Schematic Illustration of Cold-Induced Sink-to-Source Transition. Leaf and taproot tissues of sugar beet are reprogrammed and source and sink identities are shifted upon cold. Shoots adopt sink identity during cold treatment. Biomass and sugar concentration in the shoot increase (A) despite reduced photosynthetic activity and inactivation of carbon assimilation (B). Concomitantly, shoot respiration increases (C) and cellular starch pools decrease (D).
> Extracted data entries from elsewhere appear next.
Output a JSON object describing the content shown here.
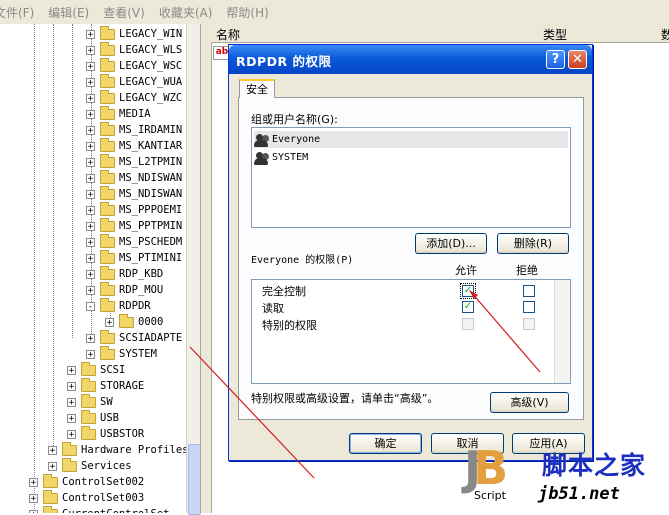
{
  "menubar": [
    "文件(F)",
    "编辑(E)",
    "查看(V)",
    "收藏夹(A)",
    "帮助(H)"
  ],
  "tree": {
    "items": [
      {
        "label": "LEGACY_WIN",
        "exp": "+"
      },
      {
        "label": "LEGACY_WLS",
        "exp": "+"
      },
      {
        "label": "LEGACY_WSC",
        "exp": "+"
      },
      {
        "label": "LEGACY_WUA",
        "exp": "+"
      },
      {
        "label": "LEGACY_WZC",
        "exp": "+"
      },
      {
        "label": "MEDIA",
        "exp": "+"
      },
      {
        "label": "MS_IRDAMIN",
        "exp": "+"
      },
      {
        "label": "MS_KANTIAR",
        "exp": "+"
      },
      {
        "label": "MS_L2TPMIN",
        "exp": "+"
      },
      {
        "label": "MS_NDISWAN",
        "exp": "+"
      },
      {
        "label": "MS_NDISWAN",
        "exp": "+"
      },
      {
        "label": "MS_PPPOEMI",
        "exp": "+"
      },
      {
        "label": "MS_PPTPMIN",
        "exp": "+"
      },
      {
        "label": "MS_PSCHEDM",
        "exp": "+"
      },
      {
        "label": "MS_PTIMINI",
        "exp": "+"
      },
      {
        "label": "RDP_KBD",
        "exp": "+"
      },
      {
        "label": "RDP_MOU",
        "exp": "+"
      },
      {
        "label": "RDPDR",
        "exp": "-"
      },
      {
        "label": "0000",
        "exp": "+"
      },
      {
        "label": "SCSIADAPTE",
        "exp": "+"
      },
      {
        "label": "SYSTEM",
        "exp": "+"
      },
      {
        "label": "SCSI",
        "exp": "+"
      },
      {
        "label": "STORAGE",
        "exp": "+"
      },
      {
        "label": "SW",
        "exp": "+"
      },
      {
        "label": "USB",
        "exp": "+"
      },
      {
        "label": "USBSTOR",
        "exp": "+"
      },
      {
        "label": "Hardware Profiles",
        "exp": "+"
      },
      {
        "label": "Services",
        "exp": "+"
      },
      {
        "label": "ControlSet002",
        "exp": "+"
      },
      {
        "label": "ControlSet003",
        "exp": "+"
      },
      {
        "label": "CurrentControlSet",
        "exp": "+"
      }
    ]
  },
  "list": {
    "col_name": "名称",
    "col_type": "类型",
    "col_data": "数",
    "icon_text": "ab"
  },
  "dialog": {
    "title": "RDPDR 的权限",
    "help_glyph": "?",
    "close_glyph": "✕",
    "tab": "安全",
    "group_label": "组或用户名称(G):",
    "users": [
      "Everyone",
      "SYSTEM"
    ],
    "add_button": "添加(D)...",
    "remove_button": "删除(R)",
    "perm_label": "Everyone 的权限(P)",
    "allow_header": "允许",
    "deny_header": "拒绝",
    "permissions": [
      {
        "name": "完全控制",
        "allow": "✓",
        "deny": ""
      },
      {
        "name": "读取",
        "allow": "✓",
        "deny": ""
      },
      {
        "name": "特别的权限",
        "allow": "",
        "deny": ""
      }
    ],
    "advanced_hint": "特别权限或高级设置，请单击“高级”。",
    "advanced_button": "高级(V)",
    "ok_button": "确定",
    "cancel_button": "取消",
    "apply_button": "应用(A)"
  },
  "watermark": {
    "jb_j": "J",
    "jb_b": "B",
    "script": "Script",
    "cn": "脚本之家",
    "url": "jb51.net"
  },
  "colors": {
    "title_blue": "#0a5ad8",
    "check_green": "#21a121",
    "arrow_red": "#d41c1c",
    "watermark_blue": "#1c2fbf",
    "watermark_orange": "#e39f3d"
  }
}
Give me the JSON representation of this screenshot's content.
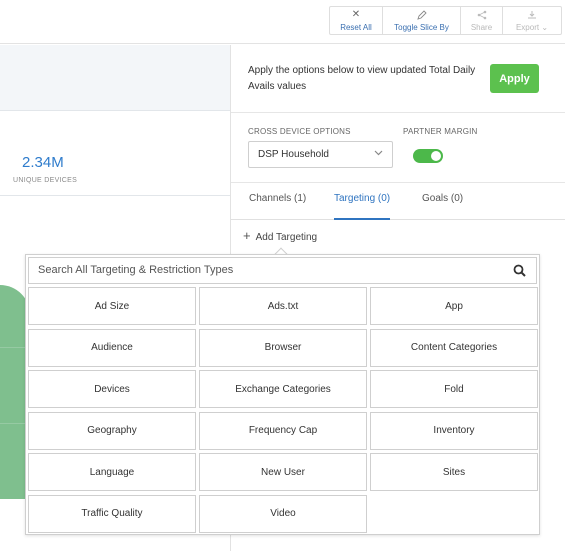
{
  "toolbar": {
    "reset": {
      "label": "Reset All",
      "icon": "close-icon"
    },
    "toggle": {
      "label": "Toggle Slice By",
      "icon": "pencil-icon"
    },
    "share": {
      "label": "Share",
      "icon": "share-icon"
    },
    "export": {
      "label": "Export",
      "icon": "download-icon"
    }
  },
  "stat": {
    "value": "2.34M",
    "label": "UNIQUE DEVICES"
  },
  "panel": {
    "apply_message": "Apply the options below to view updated Total Daily Avails values",
    "apply_label": "Apply",
    "cross_device": {
      "label": "CROSS DEVICE OPTIONS",
      "selected": "DSP Household"
    },
    "partner_margin": {
      "label": "PARTNER MARGIN",
      "enabled": true
    },
    "tabs": [
      {
        "label": "Channels (1)",
        "active": false
      },
      {
        "label": "Targeting (0)",
        "active": true
      },
      {
        "label": "Goals (0)",
        "active": false
      }
    ],
    "add_targeting": "Add Targeting"
  },
  "dropdown": {
    "search_placeholder": "Search All Targeting & Restriction Types",
    "items": [
      "Ad Size",
      "Ads.txt",
      "App",
      "Audience",
      "Browser",
      "Content Categories",
      "Devices",
      "Exchange Categories",
      "Fold",
      "Geography",
      "Frequency Cap",
      "Inventory",
      "Language",
      "New User",
      "Sites",
      "Traffic Quality",
      "Video"
    ]
  },
  "colors": {
    "accent": "#2f74c0",
    "apply": "#5cc14e",
    "toggle": "#4cb84a",
    "chart_fill": "#7fbf8e"
  }
}
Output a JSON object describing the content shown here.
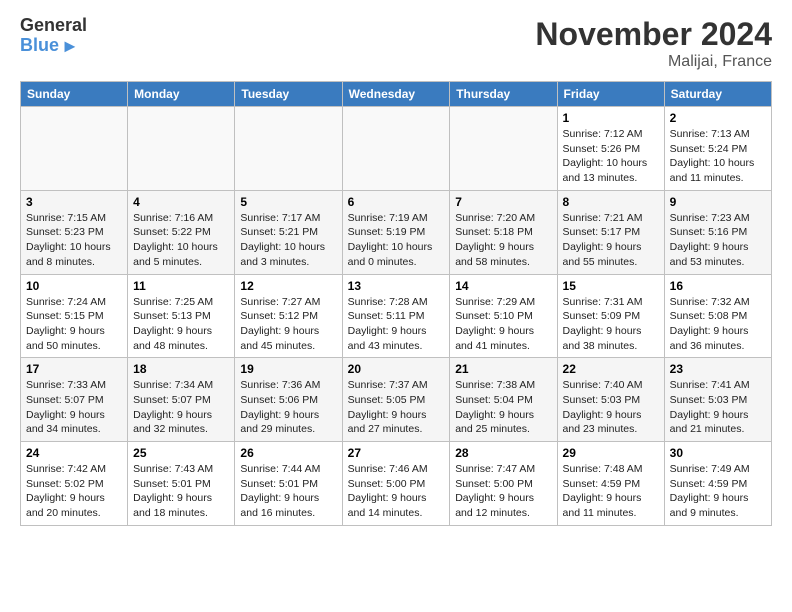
{
  "logo": {
    "general": "General",
    "blue": "Blue"
  },
  "title": "November 2024",
  "subtitle": "Malijai, France",
  "headers": [
    "Sunday",
    "Monday",
    "Tuesday",
    "Wednesday",
    "Thursday",
    "Friday",
    "Saturday"
  ],
  "weeks": [
    [
      {
        "day": "",
        "info": ""
      },
      {
        "day": "",
        "info": ""
      },
      {
        "day": "",
        "info": ""
      },
      {
        "day": "",
        "info": ""
      },
      {
        "day": "",
        "info": ""
      },
      {
        "day": "1",
        "info": "Sunrise: 7:12 AM\nSunset: 5:26 PM\nDaylight: 10 hours\nand 13 minutes."
      },
      {
        "day": "2",
        "info": "Sunrise: 7:13 AM\nSunset: 5:24 PM\nDaylight: 10 hours\nand 11 minutes."
      }
    ],
    [
      {
        "day": "3",
        "info": "Sunrise: 7:15 AM\nSunset: 5:23 PM\nDaylight: 10 hours\nand 8 minutes."
      },
      {
        "day": "4",
        "info": "Sunrise: 7:16 AM\nSunset: 5:22 PM\nDaylight: 10 hours\nand 5 minutes."
      },
      {
        "day": "5",
        "info": "Sunrise: 7:17 AM\nSunset: 5:21 PM\nDaylight: 10 hours\nand 3 minutes."
      },
      {
        "day": "6",
        "info": "Sunrise: 7:19 AM\nSunset: 5:19 PM\nDaylight: 10 hours\nand 0 minutes."
      },
      {
        "day": "7",
        "info": "Sunrise: 7:20 AM\nSunset: 5:18 PM\nDaylight: 9 hours\nand 58 minutes."
      },
      {
        "day": "8",
        "info": "Sunrise: 7:21 AM\nSunset: 5:17 PM\nDaylight: 9 hours\nand 55 minutes."
      },
      {
        "day": "9",
        "info": "Sunrise: 7:23 AM\nSunset: 5:16 PM\nDaylight: 9 hours\nand 53 minutes."
      }
    ],
    [
      {
        "day": "10",
        "info": "Sunrise: 7:24 AM\nSunset: 5:15 PM\nDaylight: 9 hours\nand 50 minutes."
      },
      {
        "day": "11",
        "info": "Sunrise: 7:25 AM\nSunset: 5:13 PM\nDaylight: 9 hours\nand 48 minutes."
      },
      {
        "day": "12",
        "info": "Sunrise: 7:27 AM\nSunset: 5:12 PM\nDaylight: 9 hours\nand 45 minutes."
      },
      {
        "day": "13",
        "info": "Sunrise: 7:28 AM\nSunset: 5:11 PM\nDaylight: 9 hours\nand 43 minutes."
      },
      {
        "day": "14",
        "info": "Sunrise: 7:29 AM\nSunset: 5:10 PM\nDaylight: 9 hours\nand 41 minutes."
      },
      {
        "day": "15",
        "info": "Sunrise: 7:31 AM\nSunset: 5:09 PM\nDaylight: 9 hours\nand 38 minutes."
      },
      {
        "day": "16",
        "info": "Sunrise: 7:32 AM\nSunset: 5:08 PM\nDaylight: 9 hours\nand 36 minutes."
      }
    ],
    [
      {
        "day": "17",
        "info": "Sunrise: 7:33 AM\nSunset: 5:07 PM\nDaylight: 9 hours\nand 34 minutes."
      },
      {
        "day": "18",
        "info": "Sunrise: 7:34 AM\nSunset: 5:07 PM\nDaylight: 9 hours\nand 32 minutes."
      },
      {
        "day": "19",
        "info": "Sunrise: 7:36 AM\nSunset: 5:06 PM\nDaylight: 9 hours\nand 29 minutes."
      },
      {
        "day": "20",
        "info": "Sunrise: 7:37 AM\nSunset: 5:05 PM\nDaylight: 9 hours\nand 27 minutes."
      },
      {
        "day": "21",
        "info": "Sunrise: 7:38 AM\nSunset: 5:04 PM\nDaylight: 9 hours\nand 25 minutes."
      },
      {
        "day": "22",
        "info": "Sunrise: 7:40 AM\nSunset: 5:03 PM\nDaylight: 9 hours\nand 23 minutes."
      },
      {
        "day": "23",
        "info": "Sunrise: 7:41 AM\nSunset: 5:03 PM\nDaylight: 9 hours\nand 21 minutes."
      }
    ],
    [
      {
        "day": "24",
        "info": "Sunrise: 7:42 AM\nSunset: 5:02 PM\nDaylight: 9 hours\nand 20 minutes."
      },
      {
        "day": "25",
        "info": "Sunrise: 7:43 AM\nSunset: 5:01 PM\nDaylight: 9 hours\nand 18 minutes."
      },
      {
        "day": "26",
        "info": "Sunrise: 7:44 AM\nSunset: 5:01 PM\nDaylight: 9 hours\nand 16 minutes."
      },
      {
        "day": "27",
        "info": "Sunrise: 7:46 AM\nSunset: 5:00 PM\nDaylight: 9 hours\nand 14 minutes."
      },
      {
        "day": "28",
        "info": "Sunrise: 7:47 AM\nSunset: 5:00 PM\nDaylight: 9 hours\nand 12 minutes."
      },
      {
        "day": "29",
        "info": "Sunrise: 7:48 AM\nSunset: 4:59 PM\nDaylight: 9 hours\nand 11 minutes."
      },
      {
        "day": "30",
        "info": "Sunrise: 7:49 AM\nSunset: 4:59 PM\nDaylight: 9 hours\nand 9 minutes."
      }
    ]
  ]
}
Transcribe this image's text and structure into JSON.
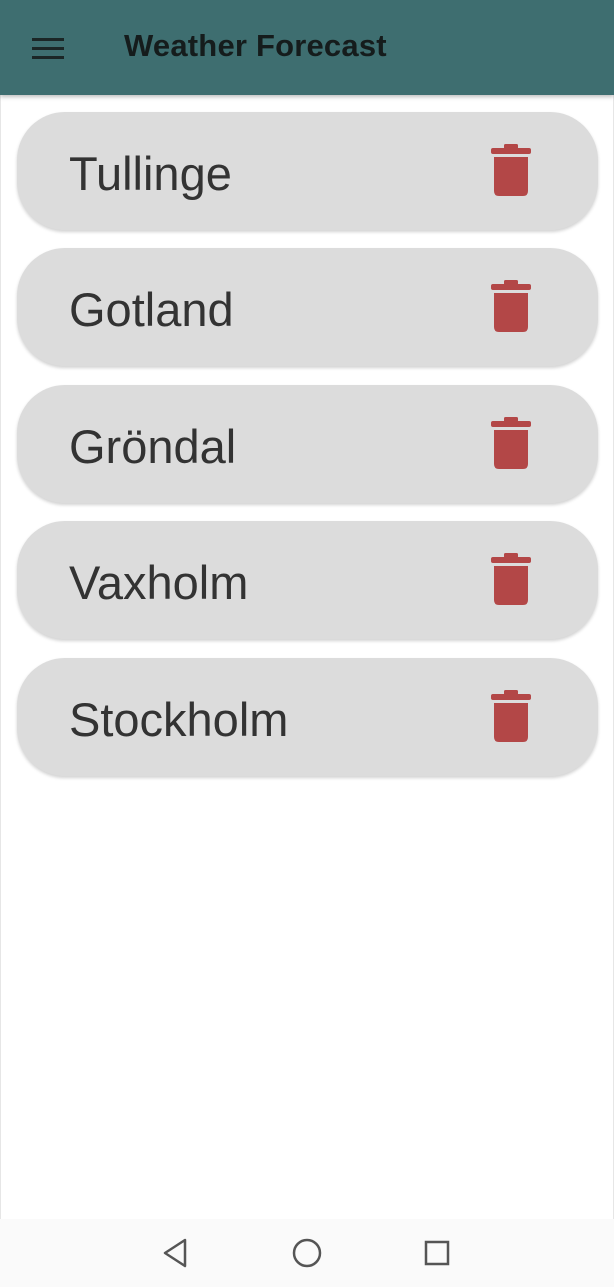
{
  "app_bar": {
    "title": "Weather Forecast",
    "menu_icon": "hamburger-menu-icon",
    "background": "#3e6e70"
  },
  "cities": [
    {
      "name": "Tullinge",
      "action_icon": "trash-icon"
    },
    {
      "name": "Gotland",
      "action_icon": "trash-icon"
    },
    {
      "name": "Gröndal",
      "action_icon": "trash-icon"
    },
    {
      "name": "Vaxholm",
      "action_icon": "trash-icon"
    },
    {
      "name": "Stockholm",
      "action_icon": "trash-icon"
    }
  ],
  "colors": {
    "card_background": "#dcdcdc",
    "delete_icon": "#b34747",
    "city_text": "#333333"
  },
  "nav_bar": {
    "icons": [
      "back-triangle-icon",
      "home-circle-icon",
      "recents-square-icon"
    ]
  }
}
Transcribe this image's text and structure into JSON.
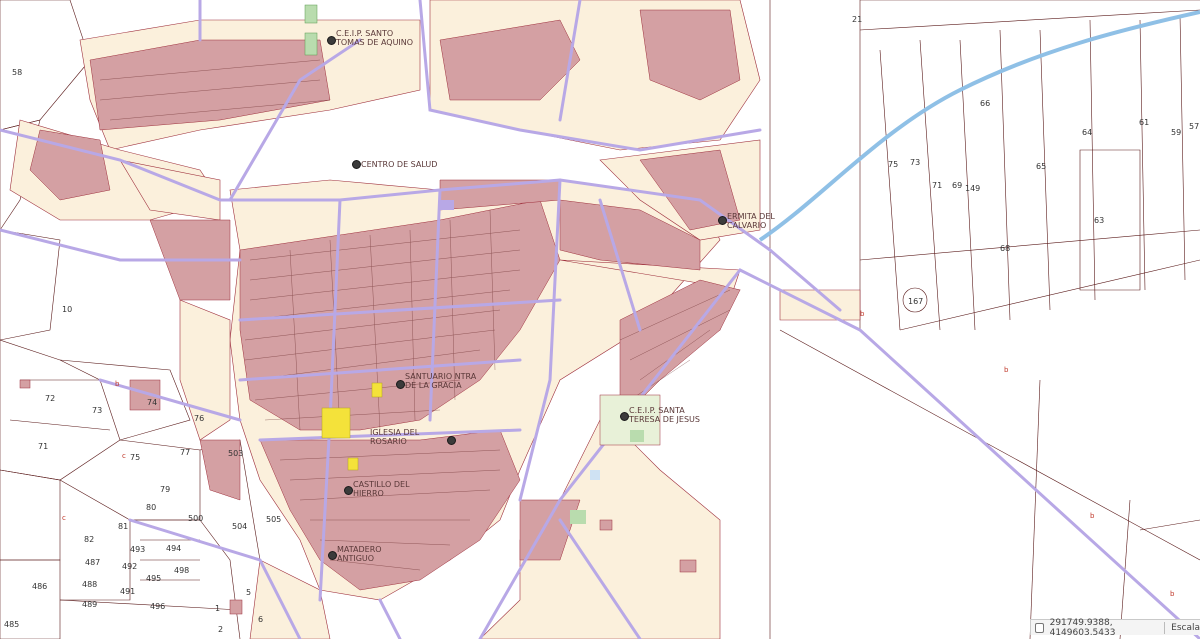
{
  "map": {
    "pois": [
      {
        "line1": "C.E.I.P. SANTO",
        "line2": "TOMAS DE AQUINO",
        "icon": "poi-dot-icon"
      },
      {
        "line1": "CENTRO DE SALUD",
        "line2": "",
        "icon": "poi-dot-icon"
      },
      {
        "line1": "ERMITA DEL",
        "line2": "CALVARIO",
        "icon": "poi-dot-icon"
      },
      {
        "line1": "SANTUARIO NTRA",
        "line2": "DE LA GRACIA",
        "icon": "poi-dot-icon"
      },
      {
        "line1": "C.E.I.P. SANTA",
        "line2": "TERESA DE JESUS",
        "icon": "poi-dot-icon"
      },
      {
        "line1": "IGLESIA DEL",
        "line2": "ROSARIO",
        "icon": "poi-dot-icon"
      },
      {
        "line1": "CASTILLO DEL",
        "line2": "HIERRO",
        "icon": "poi-dot-icon"
      },
      {
        "line1": "MATADERO",
        "line2": "ANTIGUO",
        "icon": "poi-dot-icon"
      }
    ],
    "parcel_numbers": [
      "58",
      "10",
      "72",
      "73",
      "74",
      "76",
      "71",
      "75",
      "77",
      "503",
      "500",
      "80",
      "79",
      "504",
      "505",
      "487",
      "488",
      "489",
      "493",
      "492",
      "491",
      "494",
      "495",
      "496",
      "498",
      "1",
      "2",
      "5",
      "6",
      "486",
      "485",
      "82",
      "81",
      "21",
      "75",
      "73",
      "71",
      "69",
      "149",
      "66",
      "64",
      "65",
      "61",
      "59",
      "57",
      "63",
      "68",
      "167"
    ],
    "lot_letters": [
      "b",
      "b",
      "c",
      "c",
      "b",
      "b",
      "b"
    ],
    "colors": {
      "building": "#d4a0a3",
      "building_edge": "#9e2f3c",
      "block": "#fbf0dc",
      "street": "#b8a8e6",
      "parcel_line": "#5a1a1a",
      "canal": "#8fc0e6",
      "school_green": "#b9dcae",
      "highlight": "#f4e23a"
    }
  },
  "status_bar": {
    "coordinates": "291749.9388, 4149603.5433",
    "scale_label": "Escala"
  }
}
By contrast, taproots show a decrease of Suc levels (E) but lower respiration rate (F) as well as increased Suc biosynthesis (G). Taproot sugar is remobilized in the cold due to opposite regulation of the activities of taproot-specific vacuolar Suc importer (TST2;1) and exporter (SUT4; [H]). Together, this results in a reversal of the phloem translocation stream (I) triggered by a reprogramming of source and sink identities, which might correlate with inflorescence initiation.CC, companion cell; PS, photosynthesis; RuBP, ribulose-1,5-bisphosphate SE: sieve element.